Tuesday, October 7th, 2008

As regular readers (both of you) will have picked up, I am no great fan of Robert Peston and it would appear that I am in good company.

My previous criticisms were more to do with style than substance and, for example, I understand that David Cameron does a mean Pesto.  This hardly requires the mimicry skills of Rory Bremner, all you have to do is adopt a condescending sneer, a whiny voice and then randomly over emphasise seemingly unconnected words.

But Dapper Dave’s dislike also may stem from Robert’s role as the unofficial press secretary to HM Treasury.

Indeed such is the regularity of his BBC scoops, direct from the Chancellors desk (it would allegedly seem), that FT Alphaville have taken to refering to his Blog as alternative newswire: Pestowire.

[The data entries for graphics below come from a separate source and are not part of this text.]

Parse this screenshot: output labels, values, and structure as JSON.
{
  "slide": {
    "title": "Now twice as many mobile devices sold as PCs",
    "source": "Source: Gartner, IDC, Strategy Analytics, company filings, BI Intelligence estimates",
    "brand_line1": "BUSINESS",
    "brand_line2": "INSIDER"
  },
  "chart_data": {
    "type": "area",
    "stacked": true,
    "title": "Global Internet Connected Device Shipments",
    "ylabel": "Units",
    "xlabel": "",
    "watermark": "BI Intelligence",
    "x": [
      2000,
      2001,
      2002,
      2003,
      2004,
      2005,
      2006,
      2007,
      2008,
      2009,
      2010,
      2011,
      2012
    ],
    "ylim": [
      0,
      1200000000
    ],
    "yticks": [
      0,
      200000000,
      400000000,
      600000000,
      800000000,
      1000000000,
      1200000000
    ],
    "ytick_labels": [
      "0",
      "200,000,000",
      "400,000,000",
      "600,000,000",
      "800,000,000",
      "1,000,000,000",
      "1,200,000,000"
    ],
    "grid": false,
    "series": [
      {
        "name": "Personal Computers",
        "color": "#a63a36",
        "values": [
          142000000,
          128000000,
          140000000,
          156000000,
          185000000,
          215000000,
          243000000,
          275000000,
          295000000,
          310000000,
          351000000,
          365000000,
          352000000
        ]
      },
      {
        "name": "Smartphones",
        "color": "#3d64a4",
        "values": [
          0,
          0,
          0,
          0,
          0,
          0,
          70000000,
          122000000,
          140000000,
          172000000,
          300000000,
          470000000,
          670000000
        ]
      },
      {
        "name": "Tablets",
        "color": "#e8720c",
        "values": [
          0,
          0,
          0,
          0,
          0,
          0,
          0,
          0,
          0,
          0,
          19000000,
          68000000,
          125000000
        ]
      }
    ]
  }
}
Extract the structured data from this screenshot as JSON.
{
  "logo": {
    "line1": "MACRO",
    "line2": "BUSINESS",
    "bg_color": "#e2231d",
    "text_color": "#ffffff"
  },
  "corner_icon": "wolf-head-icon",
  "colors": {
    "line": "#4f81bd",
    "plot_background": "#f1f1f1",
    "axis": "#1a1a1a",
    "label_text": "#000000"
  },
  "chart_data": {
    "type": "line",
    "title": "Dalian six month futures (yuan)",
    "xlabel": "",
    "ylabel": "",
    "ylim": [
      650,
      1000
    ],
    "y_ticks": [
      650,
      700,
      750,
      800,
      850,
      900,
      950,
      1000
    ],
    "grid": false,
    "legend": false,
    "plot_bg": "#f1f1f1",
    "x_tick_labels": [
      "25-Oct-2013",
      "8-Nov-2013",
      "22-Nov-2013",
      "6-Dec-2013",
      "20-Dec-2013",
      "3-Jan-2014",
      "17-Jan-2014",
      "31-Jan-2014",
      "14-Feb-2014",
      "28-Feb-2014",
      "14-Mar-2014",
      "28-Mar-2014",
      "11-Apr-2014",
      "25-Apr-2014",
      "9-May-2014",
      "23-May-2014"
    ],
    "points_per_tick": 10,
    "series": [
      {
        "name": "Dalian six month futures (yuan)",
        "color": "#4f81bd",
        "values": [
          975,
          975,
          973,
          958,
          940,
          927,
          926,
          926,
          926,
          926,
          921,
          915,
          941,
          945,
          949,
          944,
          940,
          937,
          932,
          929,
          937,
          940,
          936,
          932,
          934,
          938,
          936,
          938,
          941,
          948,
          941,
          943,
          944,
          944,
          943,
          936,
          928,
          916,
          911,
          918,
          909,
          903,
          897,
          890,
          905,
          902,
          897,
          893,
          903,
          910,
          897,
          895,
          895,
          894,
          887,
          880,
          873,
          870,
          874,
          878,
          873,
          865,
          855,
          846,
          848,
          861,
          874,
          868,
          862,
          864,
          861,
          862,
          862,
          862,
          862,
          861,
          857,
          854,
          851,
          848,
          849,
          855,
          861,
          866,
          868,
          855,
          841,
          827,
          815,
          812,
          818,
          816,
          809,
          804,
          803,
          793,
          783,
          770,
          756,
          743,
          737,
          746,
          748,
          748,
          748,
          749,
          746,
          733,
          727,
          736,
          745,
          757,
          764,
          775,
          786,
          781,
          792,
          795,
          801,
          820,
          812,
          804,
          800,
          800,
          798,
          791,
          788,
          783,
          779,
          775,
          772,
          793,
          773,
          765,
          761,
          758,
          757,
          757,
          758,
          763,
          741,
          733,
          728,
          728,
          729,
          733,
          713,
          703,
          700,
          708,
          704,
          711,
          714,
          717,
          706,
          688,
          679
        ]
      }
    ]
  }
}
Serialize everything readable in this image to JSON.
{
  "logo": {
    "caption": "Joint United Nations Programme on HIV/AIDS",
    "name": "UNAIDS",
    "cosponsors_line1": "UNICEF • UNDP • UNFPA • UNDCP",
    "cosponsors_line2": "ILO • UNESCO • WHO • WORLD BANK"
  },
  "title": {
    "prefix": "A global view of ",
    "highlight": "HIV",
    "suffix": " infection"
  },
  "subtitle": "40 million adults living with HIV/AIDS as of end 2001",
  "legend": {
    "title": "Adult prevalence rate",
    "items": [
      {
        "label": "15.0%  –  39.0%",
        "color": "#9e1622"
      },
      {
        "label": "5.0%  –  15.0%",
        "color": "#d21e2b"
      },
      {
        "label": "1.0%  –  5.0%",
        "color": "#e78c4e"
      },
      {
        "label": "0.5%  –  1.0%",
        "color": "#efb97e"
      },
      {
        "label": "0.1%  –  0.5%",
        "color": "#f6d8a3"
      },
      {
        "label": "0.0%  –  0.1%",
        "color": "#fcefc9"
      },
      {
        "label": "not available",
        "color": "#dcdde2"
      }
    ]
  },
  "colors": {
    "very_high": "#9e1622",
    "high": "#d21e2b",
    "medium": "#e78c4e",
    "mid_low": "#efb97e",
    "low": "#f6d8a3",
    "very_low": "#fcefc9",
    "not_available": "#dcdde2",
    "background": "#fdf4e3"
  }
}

As they put it (with a large dollop of irony):

 ”Pestowire: Top News from Top Sources. The BBC’s Business Editor, Robert Peston, has played in important role keeping the British public fully informed during these difficult times.”

There is no doubt that he is well briefed, so when he says that Banks ask chancellor for capital, HBoS shares fall by 41.5% and RBS by 39.5%.  No amount of denial by a knight of the realm such as Fred Goodwin can counter the accepted gospel of Saint Robert, patron saint of truth and light in these dark times.

Not even hedge funds caused that sort of damage.

For what it’s worth he is probably telling it as it is, but is it really in the public’s interest to spook the markets further, just so he and the Beeb can have another scoop? 

The government for their part, in a admirable effort to cut costs, might have outsourced the role of the Chancellor’s Press Secretary, but are now in danger of creating a story bigger than the news itself.

Bring back Alistair Campbell all is forgiven.

The Credit Crunch Cliché

Tuesday, July 29th, 2008

In a recent article (FT 29/7/08), Gideon Rackman, argued that clichés are in effect truisms, based upon the received wisdom of crowds; or to put it another way, you are more likely to get the right answer asking the audience than phoning a friend.

On this basis if I write a blog full of clichés, it is bound to be more accurate than one without them, so here goes:

On the 9th August we reached the tipping point of the Credit Crunch when BNP Paribas effectively declared that two of their hedge funds were sicker than a dead parrot.

A year on we would appear to be in a perfect storm, but how did we get here? Are we at the beginning of the end of our troubles yet, or merely the end of the beginning?

By Autumn it was clear that the good ship Great Returns From property was holed below the water line and retail investors, always late to the party, rushed for the life rafts of this rapidly sinking ship.

By December brave investors had stepped up to the plate to buy from the funds who were forced to sell, but by January it was clear that they had caught a falling knife and the market in New Year was flatter than a dead cat bounce.

Buying investments based on last years’ values is clearly like driving only using your rear view mirror.

Any hopes of a resurrection following Easter, where dashed when the green shoots of recovery, being nurtured by the agent community, were left withered in the ground by cold blast of Arctic realism blowing into MIPIM with the banking community.

The collapse of Bear Sterns shortly thereafter showed that no one was too big to fail.

Through early summer until now a Mexican Standoff has continued, with sellers either not able or willing to put their heads above the parapet, to be shot at by the big guns of the opportunity funds.

The elephant in the room is of course the question how the banks will react, now there appears to be no relief in sight (not even in September).

Dawnay Day has shown that it’s not always the banks problem if you owe them £2bn.

Come the autumn we’ll be ready and willing to run a few ideas up the flagpole to see who salutes, but for the time being we’re happy to wait for blood on the streets.